"Ernst und Agnes Haeckel - Ein Briefwechsel"

42. Brief

Jena, den 11. August 1869.




Mein lieber, lieber Ernst! Sehr froh war ich gestern, einen Brieff von Dir zu bekommen, der mir gute Nachricht von meinem teuren Manne brachte, nur die stürmische Fahrt hat mir nicht gefallen. Es ist doch immer ängstlich, und Du mußt Dich nicht so waghalsig auf dem Deck aufhalten, ach Gott, man hat doch immer Angst um diesen unvorsichtigen Mann, aber gefallen scheint Dirīs eigentlich zu meinem Leidwesen sehr gut, meinen Brief wirst Du in Christiania bekommen haben . . .

Mit Deiner Schwammarbeit, liebes Tinchen, habe ich Dich angeführt, da es bei näherer Besichtigung Deine Medusenarbeit (über die Crambessiden) ist. 40 Bücher. Es tut mir leid, da ich Dir die Schwammarbeit gern verschickt hätte. Nun, ein ander Mal! Außerdem sind 4 Stück große, schwarzgebundene Bücher von Leipzig an Dich angekommen (die Contributions to the Natural History of the United States of America by Louis Agassiz). Dann war vorgestern Dr. Kleinenberg da, der mir meldete, daß eine Partie Schwämme aus Leiden an dich angekommen sei, und ob es Dir recht sei, wenn er den Leuten dort die richtige Ankunft derselben meldete, da man es ihnen doch schuldig sei, oder ob er erst an Dich schreiben sollte. Ich habe ihn darauf gebeten, gleich nach Leiden zu schreiben und die Sache abzumachen, was Dir wohl recht sein wird . . .

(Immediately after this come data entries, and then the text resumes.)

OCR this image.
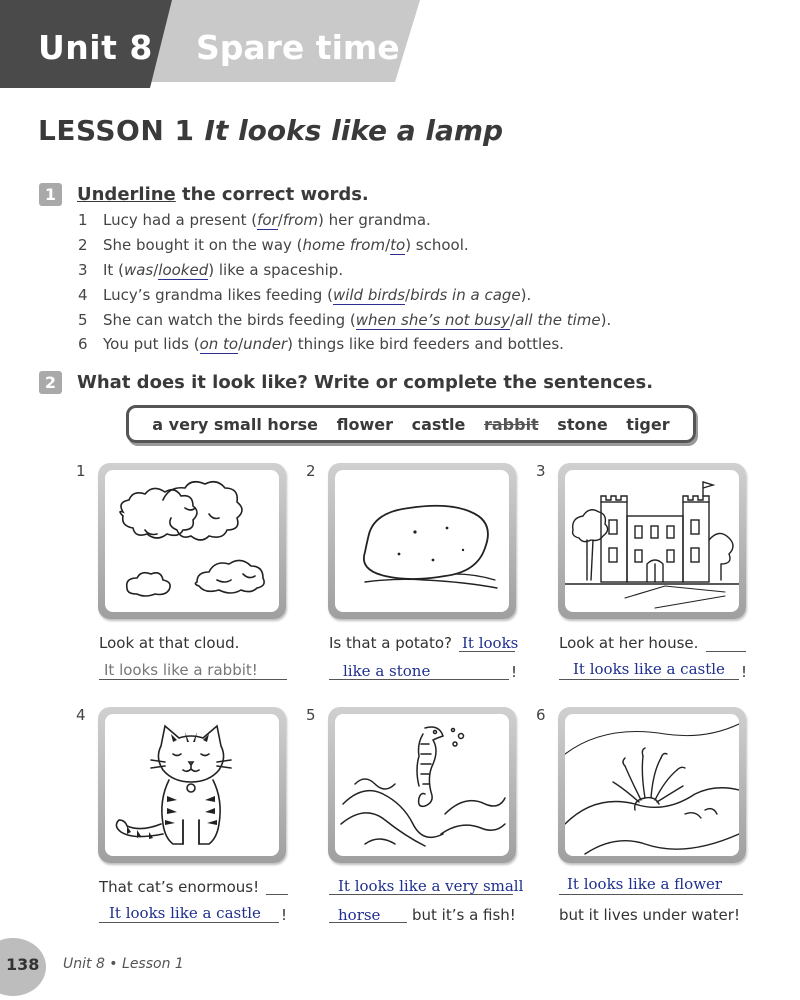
Unit 8 Spare time
LESSON 1 It looks like a lamp
1	Underline the correct words.
1 Lucy had a present (for/from) her grandma.
2 She bought it on the way (home from/to) school.
3 It (was/looked) like a spaceship.
4 Lucy’s grandma likes feeding (wild birds/birds in a cage).
5 She can watch the birds feeding (when she’s not busy/all the time).
6 You put lids (on to/under) things like bird feeders and bottles.
2	What does it look like? Write or complete the sentences.
a very small horse flower castle rabbit stone tiger
1	2	3
Look at that cloud.
It looks like a rabbit!
Is that a potato? It looks
like a stone	!
Look at her house.
It looks like a castle !
4	5	6
That cat’s enormous!
It looks like a castle !
It looks like a very small
horse but it’s a fish!
It looks like a flower
but it lives under water!
138 Unit 8 • Lesson 1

Bei Strasburger war ich neulich zum Tee, was sagst Du dazu, mein Gatte, bei einem jungen Herrn, der mich noch dazu abholte, zum Tee?? Seine Eltern waren da, seine ganze Familie, die ich kennenlernen sollte, da sie mich, als sie mir einen Besuch machen wollten, nicht getroffen hatten. Wir wollten erst spazierengehen. Da aber das Wetter sehr ungünstig war, blieben wir zusammen beim Tee . . . Die Herren waren äußerst galant gegen Deine kleine Frau und brachten mich zusammen nach Hause, Arm in Arm bei stockfinsterer Nacht mit Deinem Strasburger, was sagst Du dazu? Ja, die Frau will auch ihr Vergnügen in der Abwesenheit ihres Gatten haben! - Strasburger ist noch hier, da bei dem abscheulichen Wetter an keine Tour zu denken ist, er wird später verreisen. Gegenbaur habe ich Deine Tagebuchblätter geschickt und werde sie gleich nach Berlin senden. Seiner Frau geht es immer besser. Von Darwin ist ein Brief an Dich da, überhaupt ist Verschiedenes an Dich angekommen, ja so ein berühmter Mann wird gar nicht fertig mit sich. Auch Miclucho hat einen "Strich" an Dich geschrieben, wie Dohrn es auf einer Visitenkarte bezeichnete. Ich lege Dir sein Zettelchen bei . . .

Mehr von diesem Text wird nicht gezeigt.